Slope Stability 2026 Highlights Call for Operational Integration of Geotechnical Technologies in Peru

5th December 2025

In the lead-up to Slope Stability 2026, one of the world’s key forums for mining slope design and ground control, attention is turning to the gap between geotechnical planning and operational delivery.

During a preparatory webinar, Peruvian engineer Marco Arrieta urged the sector to shift focus from design to execution, particularly in how data, technology, and standards are applied in daily mine operations.

“The challenge isn’t technical capacity, it’s consistency,” he noted. “We need to integrate data, update models regularly, and ensure Ground Control Management Plans are applied uniformly across operations.”

Peru has made significant progress in geotechnical design, but Arrieta pointed to persistent fragmentation in how plans are implemented between shifts, teams, and contractors.
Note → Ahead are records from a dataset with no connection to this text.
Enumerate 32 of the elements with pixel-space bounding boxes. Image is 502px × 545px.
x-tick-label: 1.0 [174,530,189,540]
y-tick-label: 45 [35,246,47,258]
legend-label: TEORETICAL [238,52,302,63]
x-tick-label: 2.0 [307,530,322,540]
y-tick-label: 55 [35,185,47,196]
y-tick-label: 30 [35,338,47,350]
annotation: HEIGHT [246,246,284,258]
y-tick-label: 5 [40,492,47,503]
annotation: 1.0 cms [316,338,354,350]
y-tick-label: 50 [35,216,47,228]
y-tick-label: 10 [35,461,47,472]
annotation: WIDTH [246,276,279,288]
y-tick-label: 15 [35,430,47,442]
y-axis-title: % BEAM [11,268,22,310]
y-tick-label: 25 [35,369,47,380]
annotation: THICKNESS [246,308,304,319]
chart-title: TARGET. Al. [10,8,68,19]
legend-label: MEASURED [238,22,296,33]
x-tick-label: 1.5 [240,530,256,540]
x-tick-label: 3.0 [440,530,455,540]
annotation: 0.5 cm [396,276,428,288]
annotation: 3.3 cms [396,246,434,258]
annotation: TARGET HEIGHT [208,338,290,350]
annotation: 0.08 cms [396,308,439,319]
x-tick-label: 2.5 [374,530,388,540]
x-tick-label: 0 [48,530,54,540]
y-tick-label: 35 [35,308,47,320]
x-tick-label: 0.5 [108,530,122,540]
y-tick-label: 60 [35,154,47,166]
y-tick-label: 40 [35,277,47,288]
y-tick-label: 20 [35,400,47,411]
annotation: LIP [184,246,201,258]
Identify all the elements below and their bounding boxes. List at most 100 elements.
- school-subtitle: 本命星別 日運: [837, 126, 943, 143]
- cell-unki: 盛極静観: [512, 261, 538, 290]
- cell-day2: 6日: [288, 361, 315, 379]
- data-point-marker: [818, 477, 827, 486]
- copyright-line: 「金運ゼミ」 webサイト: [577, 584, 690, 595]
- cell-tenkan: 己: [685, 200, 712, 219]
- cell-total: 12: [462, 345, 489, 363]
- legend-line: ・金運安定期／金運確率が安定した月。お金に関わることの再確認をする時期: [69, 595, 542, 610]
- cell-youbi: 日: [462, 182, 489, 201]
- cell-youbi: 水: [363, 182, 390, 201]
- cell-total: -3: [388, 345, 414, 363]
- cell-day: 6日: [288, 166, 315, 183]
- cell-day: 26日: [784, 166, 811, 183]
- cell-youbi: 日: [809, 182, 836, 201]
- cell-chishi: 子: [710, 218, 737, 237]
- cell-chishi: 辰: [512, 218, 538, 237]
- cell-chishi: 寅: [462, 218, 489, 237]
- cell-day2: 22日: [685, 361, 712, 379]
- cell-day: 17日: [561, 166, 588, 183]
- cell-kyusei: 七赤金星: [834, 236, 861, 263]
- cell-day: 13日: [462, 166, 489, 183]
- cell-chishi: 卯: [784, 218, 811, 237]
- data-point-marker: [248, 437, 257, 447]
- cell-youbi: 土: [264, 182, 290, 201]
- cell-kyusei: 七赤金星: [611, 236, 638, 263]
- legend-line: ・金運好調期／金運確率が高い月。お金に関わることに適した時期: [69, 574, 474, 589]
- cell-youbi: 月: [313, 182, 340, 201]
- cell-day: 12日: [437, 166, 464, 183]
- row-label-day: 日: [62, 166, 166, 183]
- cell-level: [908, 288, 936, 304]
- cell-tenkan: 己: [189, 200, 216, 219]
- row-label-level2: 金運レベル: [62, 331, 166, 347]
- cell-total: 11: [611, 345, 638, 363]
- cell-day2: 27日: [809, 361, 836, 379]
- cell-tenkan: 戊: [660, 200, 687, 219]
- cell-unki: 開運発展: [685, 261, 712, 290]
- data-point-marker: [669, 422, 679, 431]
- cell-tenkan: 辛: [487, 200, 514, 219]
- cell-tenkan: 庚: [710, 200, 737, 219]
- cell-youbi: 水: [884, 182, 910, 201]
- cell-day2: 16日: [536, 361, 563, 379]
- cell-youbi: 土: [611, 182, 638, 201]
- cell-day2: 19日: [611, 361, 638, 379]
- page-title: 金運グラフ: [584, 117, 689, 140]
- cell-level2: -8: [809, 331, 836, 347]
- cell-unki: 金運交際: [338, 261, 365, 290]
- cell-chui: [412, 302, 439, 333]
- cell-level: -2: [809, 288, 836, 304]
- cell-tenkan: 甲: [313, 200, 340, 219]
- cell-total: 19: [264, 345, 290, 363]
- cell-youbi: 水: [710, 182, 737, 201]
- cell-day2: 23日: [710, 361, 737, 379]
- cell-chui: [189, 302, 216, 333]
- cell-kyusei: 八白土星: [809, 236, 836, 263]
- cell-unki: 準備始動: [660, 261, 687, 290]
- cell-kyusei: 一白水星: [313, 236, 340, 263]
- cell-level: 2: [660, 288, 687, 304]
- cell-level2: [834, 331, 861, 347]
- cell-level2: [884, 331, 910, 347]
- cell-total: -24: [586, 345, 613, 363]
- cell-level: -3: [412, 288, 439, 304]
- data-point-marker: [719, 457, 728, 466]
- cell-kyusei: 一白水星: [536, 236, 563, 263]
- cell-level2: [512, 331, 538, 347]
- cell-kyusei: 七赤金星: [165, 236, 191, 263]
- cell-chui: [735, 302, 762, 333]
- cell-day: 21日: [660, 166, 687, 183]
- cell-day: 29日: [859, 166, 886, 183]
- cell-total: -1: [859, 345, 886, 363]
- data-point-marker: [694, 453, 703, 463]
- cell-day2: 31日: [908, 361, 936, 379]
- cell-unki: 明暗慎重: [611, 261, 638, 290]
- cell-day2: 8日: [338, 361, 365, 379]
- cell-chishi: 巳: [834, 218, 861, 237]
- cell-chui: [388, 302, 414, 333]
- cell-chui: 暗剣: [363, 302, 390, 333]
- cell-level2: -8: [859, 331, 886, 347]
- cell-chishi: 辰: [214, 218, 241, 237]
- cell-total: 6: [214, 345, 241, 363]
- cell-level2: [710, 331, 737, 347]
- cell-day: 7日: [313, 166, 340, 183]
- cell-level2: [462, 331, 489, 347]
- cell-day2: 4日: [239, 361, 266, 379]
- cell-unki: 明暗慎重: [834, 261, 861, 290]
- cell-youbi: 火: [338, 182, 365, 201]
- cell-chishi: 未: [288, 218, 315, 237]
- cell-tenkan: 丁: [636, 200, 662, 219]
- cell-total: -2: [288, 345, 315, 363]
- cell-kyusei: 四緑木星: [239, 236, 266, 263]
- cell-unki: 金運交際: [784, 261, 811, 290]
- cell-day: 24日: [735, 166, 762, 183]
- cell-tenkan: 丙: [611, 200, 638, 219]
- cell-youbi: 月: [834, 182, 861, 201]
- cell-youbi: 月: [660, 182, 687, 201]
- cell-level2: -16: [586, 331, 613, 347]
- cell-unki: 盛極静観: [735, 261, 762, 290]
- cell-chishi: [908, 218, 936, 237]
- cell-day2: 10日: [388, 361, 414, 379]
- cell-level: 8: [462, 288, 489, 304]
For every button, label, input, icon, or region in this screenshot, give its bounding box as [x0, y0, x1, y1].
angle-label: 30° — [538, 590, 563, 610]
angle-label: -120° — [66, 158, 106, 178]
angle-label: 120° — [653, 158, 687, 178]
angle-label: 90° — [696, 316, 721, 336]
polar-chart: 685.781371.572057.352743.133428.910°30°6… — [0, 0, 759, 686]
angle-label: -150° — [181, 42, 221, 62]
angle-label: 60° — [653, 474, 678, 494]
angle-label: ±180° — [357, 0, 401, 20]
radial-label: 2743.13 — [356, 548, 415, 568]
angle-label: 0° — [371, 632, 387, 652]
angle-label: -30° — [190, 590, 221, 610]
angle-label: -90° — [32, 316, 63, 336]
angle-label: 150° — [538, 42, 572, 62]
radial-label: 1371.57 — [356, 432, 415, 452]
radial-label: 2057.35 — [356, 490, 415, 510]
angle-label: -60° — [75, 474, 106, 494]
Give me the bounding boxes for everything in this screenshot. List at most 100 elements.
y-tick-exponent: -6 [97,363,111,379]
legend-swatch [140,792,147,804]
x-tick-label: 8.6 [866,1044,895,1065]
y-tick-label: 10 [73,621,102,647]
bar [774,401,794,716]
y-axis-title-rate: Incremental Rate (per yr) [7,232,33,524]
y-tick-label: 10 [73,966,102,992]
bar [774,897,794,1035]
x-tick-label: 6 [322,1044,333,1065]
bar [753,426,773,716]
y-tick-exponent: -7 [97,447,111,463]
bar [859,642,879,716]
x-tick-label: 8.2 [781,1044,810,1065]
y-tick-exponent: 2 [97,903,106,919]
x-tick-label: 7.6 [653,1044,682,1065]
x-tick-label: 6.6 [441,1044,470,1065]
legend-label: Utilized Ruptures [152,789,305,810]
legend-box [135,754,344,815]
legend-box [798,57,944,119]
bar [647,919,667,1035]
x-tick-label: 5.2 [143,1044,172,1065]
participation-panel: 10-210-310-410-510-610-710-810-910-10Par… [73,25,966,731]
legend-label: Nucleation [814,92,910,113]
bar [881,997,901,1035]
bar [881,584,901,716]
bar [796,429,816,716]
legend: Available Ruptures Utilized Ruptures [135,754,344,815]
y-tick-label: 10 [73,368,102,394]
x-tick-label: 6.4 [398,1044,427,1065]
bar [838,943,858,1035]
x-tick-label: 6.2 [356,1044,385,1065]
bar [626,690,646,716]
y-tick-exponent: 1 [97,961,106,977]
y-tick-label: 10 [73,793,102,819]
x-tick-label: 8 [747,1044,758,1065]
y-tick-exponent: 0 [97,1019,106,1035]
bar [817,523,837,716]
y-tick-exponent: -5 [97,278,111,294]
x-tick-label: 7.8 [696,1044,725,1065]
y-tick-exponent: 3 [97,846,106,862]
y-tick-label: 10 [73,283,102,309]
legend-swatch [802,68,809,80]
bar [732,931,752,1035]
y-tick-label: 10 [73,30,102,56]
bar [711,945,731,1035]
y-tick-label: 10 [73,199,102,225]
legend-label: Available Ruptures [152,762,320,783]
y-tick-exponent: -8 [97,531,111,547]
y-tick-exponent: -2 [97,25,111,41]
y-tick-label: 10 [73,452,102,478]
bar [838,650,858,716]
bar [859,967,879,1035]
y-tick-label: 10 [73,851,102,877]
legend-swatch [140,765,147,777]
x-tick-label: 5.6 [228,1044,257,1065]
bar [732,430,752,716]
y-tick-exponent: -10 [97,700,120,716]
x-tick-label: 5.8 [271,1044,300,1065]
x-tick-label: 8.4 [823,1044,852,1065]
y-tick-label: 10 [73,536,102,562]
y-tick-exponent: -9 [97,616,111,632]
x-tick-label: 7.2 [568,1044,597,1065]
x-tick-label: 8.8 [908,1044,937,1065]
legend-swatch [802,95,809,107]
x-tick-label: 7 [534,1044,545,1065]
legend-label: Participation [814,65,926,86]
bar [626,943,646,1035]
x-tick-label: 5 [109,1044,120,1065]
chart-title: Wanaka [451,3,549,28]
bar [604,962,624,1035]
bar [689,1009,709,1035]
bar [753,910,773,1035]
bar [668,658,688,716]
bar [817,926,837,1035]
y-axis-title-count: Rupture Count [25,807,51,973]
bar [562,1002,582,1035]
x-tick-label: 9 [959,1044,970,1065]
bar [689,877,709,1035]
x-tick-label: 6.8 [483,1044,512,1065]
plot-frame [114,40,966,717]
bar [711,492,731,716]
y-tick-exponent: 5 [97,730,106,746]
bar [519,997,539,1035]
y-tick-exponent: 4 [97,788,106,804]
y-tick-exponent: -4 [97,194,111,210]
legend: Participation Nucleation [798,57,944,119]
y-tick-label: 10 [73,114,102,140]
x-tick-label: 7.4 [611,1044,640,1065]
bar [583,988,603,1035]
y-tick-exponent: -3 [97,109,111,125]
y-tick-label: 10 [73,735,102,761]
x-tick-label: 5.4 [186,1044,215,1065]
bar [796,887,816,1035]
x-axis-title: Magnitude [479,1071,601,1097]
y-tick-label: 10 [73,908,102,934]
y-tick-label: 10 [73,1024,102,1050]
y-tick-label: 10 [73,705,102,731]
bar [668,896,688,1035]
Without unified platforms and regular model updates, risk management suffers and with it, long-term sustainability.

He argued that tools like photogrammetry, point cloud updates, and operational dashboards are already within reach, but underused. Embedding these into a structured, review-driven approach would allow for earlier detection of instability and faster operational responses.

“There’s a cultural challenge too,” Arrieta added. “Ground control needs to become a shared operational value, not just a specialist’s task.”